0

我有一个记录类型和一个由该记录类型组成的动态数组。我将它传递给一个合并排序例程并尝试将它的一个字段属性设置为布尔值,但似乎没有生效。

我通过其他方式研究了对记录的排序数组(参见自定义记录数组的快速排序:http ://en.wikibooks.org/wiki/Algorithm_Implementation/Sorting/Quicksort#Delphi )或这里:对数组进行排序的最佳方法(我可以没有得到这些建议,主要是因为创建了一个comaring函数)。

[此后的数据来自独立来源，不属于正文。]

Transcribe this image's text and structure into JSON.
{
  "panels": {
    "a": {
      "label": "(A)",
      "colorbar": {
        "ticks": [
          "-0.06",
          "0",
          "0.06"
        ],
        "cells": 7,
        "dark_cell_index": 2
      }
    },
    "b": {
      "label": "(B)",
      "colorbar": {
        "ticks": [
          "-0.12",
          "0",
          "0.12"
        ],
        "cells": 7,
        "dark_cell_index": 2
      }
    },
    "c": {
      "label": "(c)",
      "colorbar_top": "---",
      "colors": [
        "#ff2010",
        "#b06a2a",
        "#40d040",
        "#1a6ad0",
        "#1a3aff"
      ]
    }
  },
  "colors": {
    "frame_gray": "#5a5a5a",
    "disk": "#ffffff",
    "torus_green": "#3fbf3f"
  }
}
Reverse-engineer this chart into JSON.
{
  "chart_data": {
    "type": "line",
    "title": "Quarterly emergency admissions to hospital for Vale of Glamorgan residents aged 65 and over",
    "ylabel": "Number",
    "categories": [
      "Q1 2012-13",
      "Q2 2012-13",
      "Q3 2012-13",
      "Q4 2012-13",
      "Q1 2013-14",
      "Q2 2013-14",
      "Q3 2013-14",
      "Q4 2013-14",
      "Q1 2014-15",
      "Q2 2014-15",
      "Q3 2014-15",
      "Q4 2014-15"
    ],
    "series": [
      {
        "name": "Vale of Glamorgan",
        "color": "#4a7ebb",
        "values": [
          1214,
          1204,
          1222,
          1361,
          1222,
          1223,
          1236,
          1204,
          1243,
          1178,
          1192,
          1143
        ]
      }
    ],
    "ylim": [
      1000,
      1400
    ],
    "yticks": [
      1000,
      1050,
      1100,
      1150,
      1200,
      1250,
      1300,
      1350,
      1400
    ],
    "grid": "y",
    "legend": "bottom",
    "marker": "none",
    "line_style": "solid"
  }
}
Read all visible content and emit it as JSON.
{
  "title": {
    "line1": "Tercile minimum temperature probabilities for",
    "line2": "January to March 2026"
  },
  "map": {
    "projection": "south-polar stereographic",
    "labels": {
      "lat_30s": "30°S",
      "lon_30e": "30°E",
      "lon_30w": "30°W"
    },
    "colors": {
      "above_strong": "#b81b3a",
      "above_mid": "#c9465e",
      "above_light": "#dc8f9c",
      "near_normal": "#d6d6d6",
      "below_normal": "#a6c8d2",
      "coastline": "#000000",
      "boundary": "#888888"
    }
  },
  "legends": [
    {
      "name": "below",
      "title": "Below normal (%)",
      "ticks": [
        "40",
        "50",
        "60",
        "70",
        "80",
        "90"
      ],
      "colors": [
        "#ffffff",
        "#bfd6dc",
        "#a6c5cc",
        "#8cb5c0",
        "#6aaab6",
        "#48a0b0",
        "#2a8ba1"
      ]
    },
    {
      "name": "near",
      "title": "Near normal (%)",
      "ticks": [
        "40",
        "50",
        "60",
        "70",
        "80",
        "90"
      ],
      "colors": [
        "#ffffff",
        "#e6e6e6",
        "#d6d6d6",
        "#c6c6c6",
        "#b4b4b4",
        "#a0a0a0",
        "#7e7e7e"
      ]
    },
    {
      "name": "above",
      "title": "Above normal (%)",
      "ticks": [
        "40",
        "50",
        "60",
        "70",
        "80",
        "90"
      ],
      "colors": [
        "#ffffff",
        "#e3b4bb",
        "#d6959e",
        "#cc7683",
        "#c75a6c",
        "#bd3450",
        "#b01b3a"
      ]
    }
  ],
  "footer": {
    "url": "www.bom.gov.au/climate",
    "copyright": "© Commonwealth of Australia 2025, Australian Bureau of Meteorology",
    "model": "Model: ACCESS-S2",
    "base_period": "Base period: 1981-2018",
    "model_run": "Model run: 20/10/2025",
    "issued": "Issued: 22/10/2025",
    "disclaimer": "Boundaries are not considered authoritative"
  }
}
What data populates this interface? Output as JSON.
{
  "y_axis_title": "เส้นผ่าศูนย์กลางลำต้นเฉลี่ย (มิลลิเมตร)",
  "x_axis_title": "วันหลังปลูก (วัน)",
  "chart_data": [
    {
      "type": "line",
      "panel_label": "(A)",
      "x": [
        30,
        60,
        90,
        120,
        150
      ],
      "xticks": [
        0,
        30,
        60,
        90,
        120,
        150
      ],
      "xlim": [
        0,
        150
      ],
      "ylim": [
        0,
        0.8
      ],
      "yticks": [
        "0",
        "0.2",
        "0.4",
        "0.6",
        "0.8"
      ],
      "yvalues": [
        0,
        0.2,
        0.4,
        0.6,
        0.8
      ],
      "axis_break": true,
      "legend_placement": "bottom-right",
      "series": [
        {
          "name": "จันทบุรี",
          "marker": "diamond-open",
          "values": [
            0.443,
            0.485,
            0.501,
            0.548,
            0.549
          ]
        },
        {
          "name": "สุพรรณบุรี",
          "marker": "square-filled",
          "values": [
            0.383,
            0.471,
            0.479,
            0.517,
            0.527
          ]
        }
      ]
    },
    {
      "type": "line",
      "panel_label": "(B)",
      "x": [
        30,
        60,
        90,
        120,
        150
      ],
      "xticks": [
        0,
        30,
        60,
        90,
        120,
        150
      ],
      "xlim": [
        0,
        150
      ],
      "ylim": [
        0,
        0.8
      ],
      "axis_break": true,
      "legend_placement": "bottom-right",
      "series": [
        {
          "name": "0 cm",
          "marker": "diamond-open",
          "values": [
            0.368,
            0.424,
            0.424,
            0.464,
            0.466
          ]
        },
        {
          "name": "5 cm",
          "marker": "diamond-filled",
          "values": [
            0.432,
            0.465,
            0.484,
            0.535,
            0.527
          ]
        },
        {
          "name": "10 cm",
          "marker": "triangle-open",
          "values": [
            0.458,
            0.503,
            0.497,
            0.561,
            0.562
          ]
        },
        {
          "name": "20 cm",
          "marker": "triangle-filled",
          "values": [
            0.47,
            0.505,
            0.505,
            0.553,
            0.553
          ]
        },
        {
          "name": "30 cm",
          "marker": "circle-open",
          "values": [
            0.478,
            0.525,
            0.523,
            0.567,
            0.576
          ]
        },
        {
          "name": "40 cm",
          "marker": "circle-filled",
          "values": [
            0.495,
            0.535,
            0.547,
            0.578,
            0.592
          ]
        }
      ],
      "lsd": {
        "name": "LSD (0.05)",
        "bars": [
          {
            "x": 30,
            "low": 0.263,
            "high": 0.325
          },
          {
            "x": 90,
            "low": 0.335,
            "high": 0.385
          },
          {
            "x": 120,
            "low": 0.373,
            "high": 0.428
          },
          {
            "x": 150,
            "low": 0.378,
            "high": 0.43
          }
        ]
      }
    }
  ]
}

这个问题:按字母顺序排列数组?很有帮助并且有效,但是这种排序非常慢。

代码:

type    
       TCustomRecord = Record
        fLine     : AnsiString; //full line
        fsubLine     : AnsiString; // part of full line
        isDuplicate : boolean;  //is that subline duplicate in another line
        isRefrence     : boolean; // is this line from a refrence file or the one being deduped
        fIndex    : Cardinal; // original order line was loaded
       end;
      TCustomRecordArray = array of TCustomRecord; 

function Merge2(var Vals: array of TCustomRecord ):Integer;
var
  AVals: array of TCustomRecord;

   //returns index of the last valid element
  function Merge(I0, I1, J0, J1: Integer):Integer;
  var
    i, j, k, LC:Integer;
  begin
    LC := I1 - I0;
    for i := 0 to LC do
      AVals[i]:=Vals[i + I0];
      //copy lower half or Vals into temporary array AVals

    k := I0;
    i := 0;
    j := J0;
    while ((i <= LC) and (j <= J1)) do
    if (AVals[i].fsubLine < Vals[j].fsubLine) then
    begin
      Vals[k] := AVals[i];
      if Vals[k].isRefrence = False then
        Vals[k].isDuplicate := False;
      inc(i);
      inc(k);
    end
    else if (AVals[i].fsubLine > Vals[j].fsubLine) then
    begin
      Vals[k]:=Vals[j];
      if Vals[k].isRefrence = False then
        Vals[k].isDuplicate := False;
      inc(k);
      inc(j);
    end else
    begin //duplicate
      Vals[k] := AVals[i];
      if Vals[k].isRefrence = False then
        Vals[k].isDuplicate := True;
      inc(i);
      inc(j);
      inc(k);
    end;

    //copy the rest
    while i <= LC do begin
      Vals[k] := AVals[i];
      inc(i);
      inc(k);
    end;

    if k <> j then
      while j <= J1 do begin
        Vals[k]:=Vals[j];
        inc(k);
        inc(j);
      end;

    Result := k - 1;
  end;

 //returns index of the last valid element

  function PerformMergeSort(ALo, AHi:Integer): Integer; //returns
  var
    AMid, I1, J1:Integer;
  begin

  //It would be wise to use Insertion Sort when (AHi - ALo) is small (about 32-100)
    if (ALo < AHi) then
    begin
      AMid:=(ALo + AHi) shr 1;
      I1 := PerformMergeSort(ALo, AMid);
      J1 := PerformMergeSort(AMid + 1, AHi);
      Result := Merge(ALo, I1, AMid + 1, J1);
    end else
      Result := ALo;
  end;

begin
  //SetLength(AVals, Length(Vals) + 1 div 2);
  SetLength(AVals, Length(Vals) div 2 + 1);
  Result := 1 + PerformMergeSort(0, High(Vals));
end;

问题:我怎样才能有效地排序,最好使用mergesort,这个记录数组并根据该排序设置它的一些属性?谢谢你。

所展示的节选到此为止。